Drafting Offer Letters: Secrets Of Easy And Effective Employment Contracts

Drafting Offer Letters: Secrets Of Easy And Effective Employment Contracts

Hiring top quality employees is among the secrets of your company’s growth. While you hire, you’ll be a good idea to have in position obvious comprehensive offer letters for all your employees. For individuals within the U.S., many offer letters is often as simple and short as two pages while that contains concise versions of terms. Having a couple of fundamental templates for brief form contracts, you are able to cover almost all of the employees (including exempt, non-exempt, full-some time and part-time). For executive hires or even more complex or unique plans, these template contracts could be tailored to incorporate terms for example moving benefit packages, bonus and commission programs, severance, change of control benefits, and certain tax minimization provisions.

The next Cooley GO tips can help you prepare easy and effective offer letters that actually work perfect for your company’s operating style and structure. Use Cooley GO Docs to develop a Type of Worker Offer Letter.
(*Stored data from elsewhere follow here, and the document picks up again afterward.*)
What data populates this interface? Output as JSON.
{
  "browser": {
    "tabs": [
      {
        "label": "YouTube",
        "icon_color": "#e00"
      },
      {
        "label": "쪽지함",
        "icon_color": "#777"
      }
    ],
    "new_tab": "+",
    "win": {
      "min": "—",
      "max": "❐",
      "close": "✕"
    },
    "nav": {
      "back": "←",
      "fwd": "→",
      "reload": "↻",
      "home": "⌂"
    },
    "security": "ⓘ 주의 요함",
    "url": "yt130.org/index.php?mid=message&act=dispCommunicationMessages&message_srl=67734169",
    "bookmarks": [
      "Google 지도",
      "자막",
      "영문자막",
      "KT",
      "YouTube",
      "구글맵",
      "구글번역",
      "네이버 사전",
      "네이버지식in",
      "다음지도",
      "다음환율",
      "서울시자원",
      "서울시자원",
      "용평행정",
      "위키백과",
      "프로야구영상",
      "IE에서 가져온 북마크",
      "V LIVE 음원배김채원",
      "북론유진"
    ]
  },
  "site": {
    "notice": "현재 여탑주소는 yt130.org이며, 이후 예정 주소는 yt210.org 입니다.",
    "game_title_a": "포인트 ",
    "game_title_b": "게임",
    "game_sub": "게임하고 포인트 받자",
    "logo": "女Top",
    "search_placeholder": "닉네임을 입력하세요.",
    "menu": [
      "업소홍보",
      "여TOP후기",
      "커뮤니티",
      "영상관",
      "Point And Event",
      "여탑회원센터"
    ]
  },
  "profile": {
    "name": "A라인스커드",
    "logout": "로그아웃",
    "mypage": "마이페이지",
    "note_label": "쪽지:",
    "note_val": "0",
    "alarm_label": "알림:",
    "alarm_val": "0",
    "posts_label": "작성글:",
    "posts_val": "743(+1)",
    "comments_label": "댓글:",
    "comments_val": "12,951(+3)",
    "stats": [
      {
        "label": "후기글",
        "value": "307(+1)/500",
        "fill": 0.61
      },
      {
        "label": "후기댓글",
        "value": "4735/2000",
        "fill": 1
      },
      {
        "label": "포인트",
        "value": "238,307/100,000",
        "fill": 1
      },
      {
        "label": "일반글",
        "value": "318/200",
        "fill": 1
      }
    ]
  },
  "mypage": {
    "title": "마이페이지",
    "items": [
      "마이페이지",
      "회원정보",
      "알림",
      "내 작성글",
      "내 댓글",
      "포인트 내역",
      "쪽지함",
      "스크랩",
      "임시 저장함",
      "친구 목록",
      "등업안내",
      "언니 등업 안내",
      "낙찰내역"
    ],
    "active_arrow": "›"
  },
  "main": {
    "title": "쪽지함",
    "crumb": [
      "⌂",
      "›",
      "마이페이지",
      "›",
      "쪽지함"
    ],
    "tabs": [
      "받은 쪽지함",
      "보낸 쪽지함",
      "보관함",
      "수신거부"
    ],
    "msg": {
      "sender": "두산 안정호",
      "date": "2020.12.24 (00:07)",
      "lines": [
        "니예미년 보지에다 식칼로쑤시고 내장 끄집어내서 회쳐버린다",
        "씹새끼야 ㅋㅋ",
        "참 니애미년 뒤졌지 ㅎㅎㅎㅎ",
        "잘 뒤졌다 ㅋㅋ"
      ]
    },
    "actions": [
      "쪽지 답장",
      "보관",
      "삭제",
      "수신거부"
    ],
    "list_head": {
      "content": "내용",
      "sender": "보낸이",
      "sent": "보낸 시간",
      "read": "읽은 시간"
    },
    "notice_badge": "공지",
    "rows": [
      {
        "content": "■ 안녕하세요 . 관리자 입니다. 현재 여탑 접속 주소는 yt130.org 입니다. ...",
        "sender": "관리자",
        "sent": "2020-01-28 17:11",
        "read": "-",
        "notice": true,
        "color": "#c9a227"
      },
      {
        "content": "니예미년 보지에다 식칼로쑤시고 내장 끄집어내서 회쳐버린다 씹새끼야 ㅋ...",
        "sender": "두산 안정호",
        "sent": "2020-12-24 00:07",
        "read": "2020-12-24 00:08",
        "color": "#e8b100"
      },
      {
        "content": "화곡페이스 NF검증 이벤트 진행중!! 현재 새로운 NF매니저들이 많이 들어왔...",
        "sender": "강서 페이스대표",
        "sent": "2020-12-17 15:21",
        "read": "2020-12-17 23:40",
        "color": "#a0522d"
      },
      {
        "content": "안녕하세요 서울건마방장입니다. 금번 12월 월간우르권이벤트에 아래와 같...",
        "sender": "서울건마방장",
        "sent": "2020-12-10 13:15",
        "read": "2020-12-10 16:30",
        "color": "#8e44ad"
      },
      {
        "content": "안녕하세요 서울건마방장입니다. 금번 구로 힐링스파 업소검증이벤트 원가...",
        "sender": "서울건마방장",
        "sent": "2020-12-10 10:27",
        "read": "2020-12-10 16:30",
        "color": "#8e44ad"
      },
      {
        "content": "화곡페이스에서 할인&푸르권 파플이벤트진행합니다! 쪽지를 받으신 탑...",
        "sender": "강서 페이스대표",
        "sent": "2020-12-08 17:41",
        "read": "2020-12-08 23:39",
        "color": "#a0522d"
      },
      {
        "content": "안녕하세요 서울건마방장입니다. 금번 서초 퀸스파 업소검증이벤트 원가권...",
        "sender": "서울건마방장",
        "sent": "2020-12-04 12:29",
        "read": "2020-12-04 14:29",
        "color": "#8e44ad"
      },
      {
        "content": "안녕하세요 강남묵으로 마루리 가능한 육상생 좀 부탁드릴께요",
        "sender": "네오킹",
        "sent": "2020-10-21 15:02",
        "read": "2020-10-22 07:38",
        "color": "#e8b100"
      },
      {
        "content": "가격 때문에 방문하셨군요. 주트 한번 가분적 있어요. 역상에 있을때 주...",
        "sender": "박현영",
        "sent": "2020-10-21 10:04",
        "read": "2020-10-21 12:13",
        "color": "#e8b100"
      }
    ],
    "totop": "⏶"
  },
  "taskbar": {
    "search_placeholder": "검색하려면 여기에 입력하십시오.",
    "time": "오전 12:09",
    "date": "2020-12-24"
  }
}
Every offer letter should retain the following terms:

  • Position/Title
  • Name/Position of Supervisor
  • Full-Time/Part-Time Schedule: State whether the position is full-time or part-time; specify the basic work schedule.
  • Exempt/Non-Exempt Classification:  It is important to properly classify your employees as exempt or non-exempt from federal and state overtime requirements in order to avoid penalties or claims for unpaid wages.  Your Cooley counsel can advise you about how state law will classify your employees, and how you might reshape the job requirements if you wish to reclassify.
    • Offer letters to exempt employees should state that they are not eligible for overtime pay.
    • Offer letters to non-exempt employees should state that they must record their hours worked and they will be paid overtime (as pre-approved by their supervisor), and describe available meal and rest periods.
  • Duties:  Avoid stating all duties or work rules in the offer letter.  If you choose to refer to certain specific duties, be sure to emphasize that they do not constitute a complete and exclusive list and they are subject to change.
  • Equity:  Briefly describe the terms of any equity grants (e.g., number of shares, vesting schedule), but be sure to also state that the grant will be subject to the terms and conditions of your equity plan and the employee’s grant agreement.  If performance-based vesting is used, the company’s discretion in developing performance criteria should be clarified.
  • Bonus/Commissions:  Briefly describe the terms of any bonus (e.g., target amount, criteria, payment terms) or commissions.  If you have a formal bonus or commission plan (which is often recommended), you could simply refer to the plan.  The offer letter should make clear which forms of incentive compensation will be assessed and awarded in the company’s sole discretion.
  • Base Salary:  Quote salary for non-exempt employees on an hourly basis and for exempt employees in terms of monthly or normal pay period amounts (e.g., $2,000 per bi-weekly pay period).  The offer letter can also reference the annualized salary rate. Many companies will want offer letters to state that compensation may be modified from time to time, in the company’s discretion.  Be aware of requirements regarding minimum wage requirements.
  • Benefits:  Briefly describe the categories of benefits for which the employee will be eligible (e.g., medical insurance, vacation, sick leave, holidays) or, alternatively, state that the employee will be eligible for standard company benefits available to similarly situated employees.  The offer letter should inform the employee that  benefit plan details are available for review and that the company retains discretion to modify benefits from time to time.
  • Policies:  State that employment will be subject to the company’s policies, procedures and handbook (if applicable) as adopted, revised or deleted from time to time.
  • At-Will Employment:  If the employment is at-will (as typically recommended), the offer letter should explain that either the employee or the company can terminate the relationship at any time, with or without cause or advance notice.  Avoid language implying any fixed time period of employment, or even “soft statements” about “looking forward to a long relationship.”
  • Confidentiality/Invention Assignment Agreements:  All employees should be expected to sign a confidentiality and invention assignment agreement as a condition of employment, and it should be enclosed with the offer letter.  You can generate a Form of Employee Confidential Information and Invention Assignment Agreement using Cooley GO Docs.
  • Prior Employer Confidential Information/Restrictions: Prohibit the unauthorized use of confidential information of prior employers or any other third parties and require disclosure of any employment restrictions (e.g., non-competition or non-solicitation agreements with former employers).
  • Contingencies:  State that the offer is contingent upon a background check clearance, reference check and satisfactory proof of the employee’s right to work in the U.S., as required by law.

NOTE: Certain states may need employers to obtain more documents. For instance, California requires yet another wage notice to non-exempt employees.

Walking with these tips and factors together with your counsel to be able to develop template contracts that suit your operating style can help to actually possess a solid, user-friendly offer letter prepared to give a possible candidate anytime.